Ups! Gambar ini tidak mengikuti Pedoman Konten kami. Untuk melanjutkan publikasi, hapuslah gambar ini atau unggah gambar lain.

***


Akhirnya setelah berjalan beberapa menit, pasutri itu tiba di area ndalem. Terlihat di pekarangan rumah pak Kyai sedikit ramai oleh beberapa orang.

“ Assalamu’alaikum,” sapa Gus Agam dan Ziva, kemudian melakukan saliman kepada kedua orang tua masing-masing.

“ Wa’alaikumsalam,” balas semua orang yang berada dilokasi kejadian.

“ Mamah serius mau pulang!!” rengek Ziva seraya mendekat kearah sang ibu.

“ Iya Ziva!! Sore nanti papah ada jadwal meeting,” seru sang ayah seraya mengusap pucuk kepala anaknya.

“ Ziva mau ikut boleh gak.”

“ Tidak boleh, “ sahut Gus Agam.

“ Apa sih Gus.
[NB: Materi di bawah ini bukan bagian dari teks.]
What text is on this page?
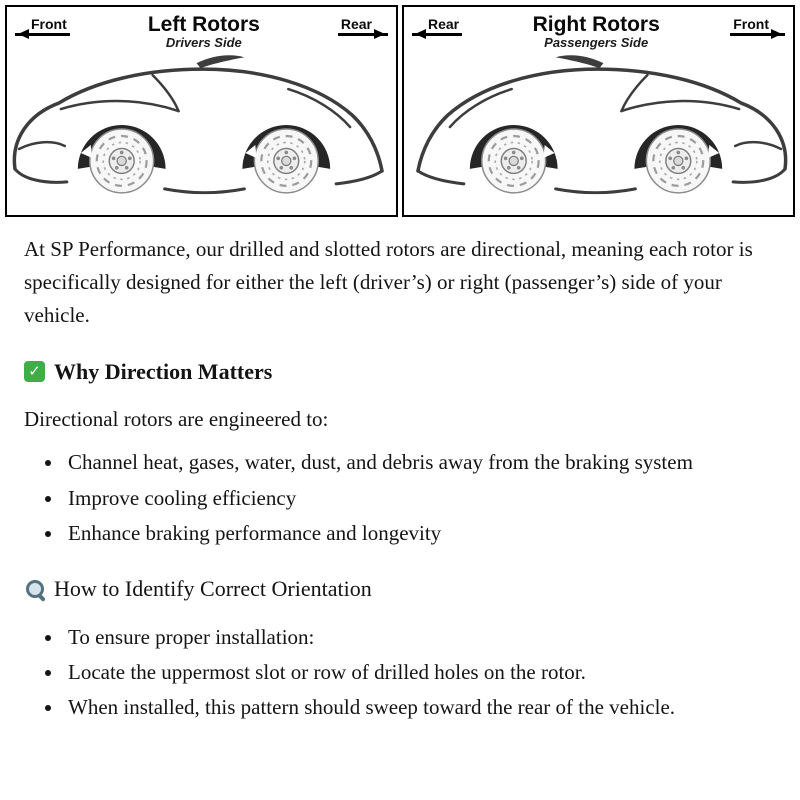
Front	Left Rotors
Drivers Side
Rear
Rotation	Rotation
Rear	Right Rotors
Passengers Side
Front
Rotation	Rotation

At SP Performance, our drilled and slotted rotors are directional, meaning each rotor is specifically designed for either the left (driver’s) or right (passenger’s) side of your vehicle.

✓
Why Direction Matters

Directional rotors are engineered to:

• Channel heat, gases, water, dust, and debris away from the braking system
• Improve cooling efficiency
• Enhance braking performance and longevity
How to Identify Correct Orientation
• To ensure proper installation:
• Locate the uppermost slot or row of drilled holes on the rotor.
• When installed, this pattern should sweep toward the rear of the vehicle.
Ziva gak nanyak Gus loh!!” akui Ziva seraya melirik tajam kearah sang suami.

“ Gak boleh gitu Ziva. Suami kamu benar, rumah kamu itu sekarang disini,” jawab mamah Linda.

“What!! Terus rumah yang di Jakarta, yang atas nama Ziva gimana!! Atau jangan-jangan. Mamah sama papah mau bikin adek buat Ziva . Terus rumah itu di kasih ke adek Ziva . Enggak-enggak!! Ziva gak terima!!”
Ocehan  Ziva membuat siapa pun tertawa ketika mendengarnya. Terkecuali Gus Agam, terlihat Gus Agam memasang ekspresi datarnya disaat yang lain tertawa.
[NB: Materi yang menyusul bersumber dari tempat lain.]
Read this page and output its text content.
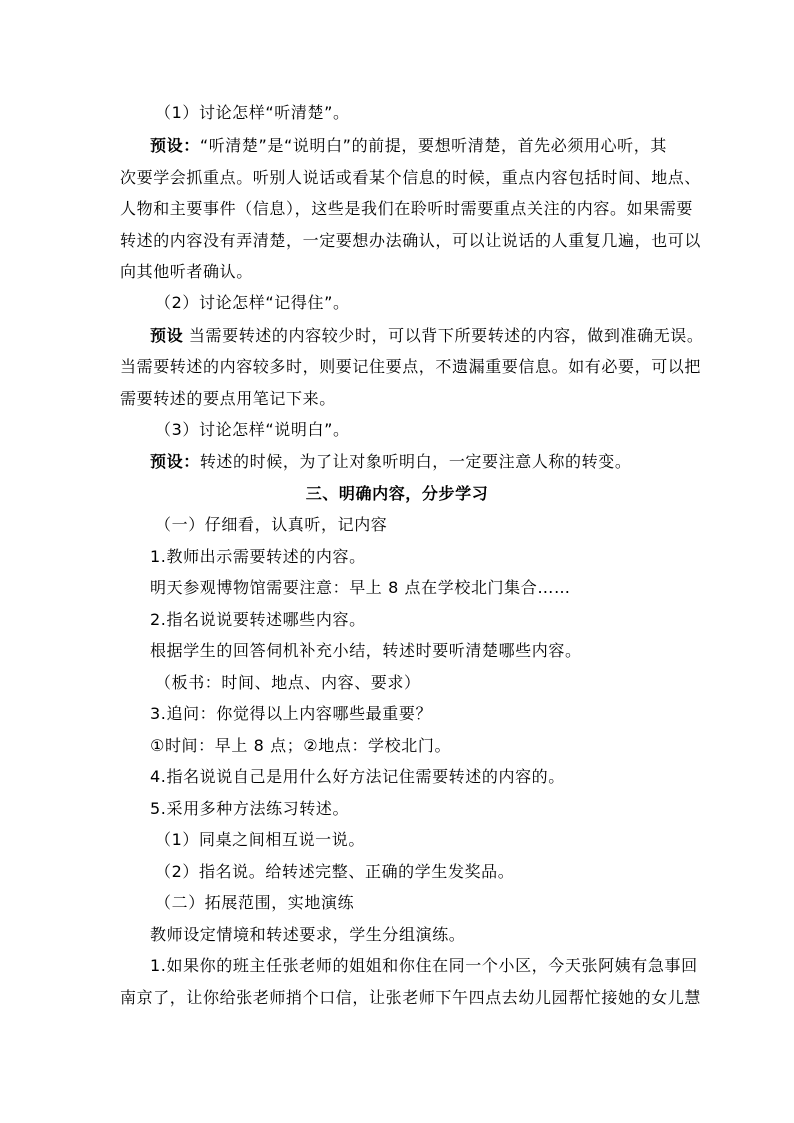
（1）讨论怎样“听清楚”。
预设：“听清楚”是“说明白”的前提，要想听清楚，首先必须用心听，其
次要学会抓重点。听别人说话或看某个信息的时候，重点内容包括时间、地点、
人物和主要事件（信息），这些是我们在聆听时需要重点关注的内容。如果需要
转述的内容没有弄清楚，一定要想办法确认，可以让说话的人重复几遍，也可以
向其他听者确认。
（2）讨论怎样“记得住”。
预设 当需要转述的内容较少时，可以背下所要转述的内容，做到准确无误。
当需要转述的内容较多时，则要记住要点，不遗漏重要信息。如有必要，可以把
需要转述的要点用笔记下来。
（3）讨论怎样“说明白”。
预设：转述的时候，为了让对象听明白，一定要注意人称的转变。
三、明确内容，分步学习
（一）仔细看，认真听，记内容
1.教师出示需要转述的内容。
明天参观博物馆需要注意：早上 8 点在学校北门集合……
2.指名说说要转述哪些内容。
根据学生的回答伺机补充小结，转述时要听清楚哪些内容。
（板书：时间、地点、内容、要求）
3.追问：你觉得以上内容哪些最重要？
①时间：早上 8 点；②地点：学校北门。
4.指名说说自己是用什么好方法记住需要转述的内容的。
5.采用多种方法练习转述。
（1）同桌之间相互说一说。
（2）指名说。给转述完整、正确的学生发奖品。
（二）拓展范围，实地演练
教师设定情境和转述要求，学生分组演练。
1.如果你的班主任张老师的姐姐和你住在同一个小区，今天张阿姨有急事回
南京了，让你给张老师捎个口信，让张老师下午四点去幼儿园帮忙接她的女儿慧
“ Kok ketawa sih. Ziva serius!!” kesal Ziva.

“ Oh enggak kok sayang,” sang ayah pun mendekat dan mendekap sang putri.

“Ziva, sekarang kamu sudah memiliki suami. Ke mana pun suami kamu pergi, nah itu tujuan kamu. Bagaimana pun juga dia imam kamu. Maka dari itu, Ziva harus jadi seorang istri yang nurut dan taat kepada suami!!”

Ziva terdiam setelah mendengar perkataan sang ayah. Perkataan itu jelas terekam dalam benak Ziva.

“ Paham kan Ziva,” sahut sang mamah Linda.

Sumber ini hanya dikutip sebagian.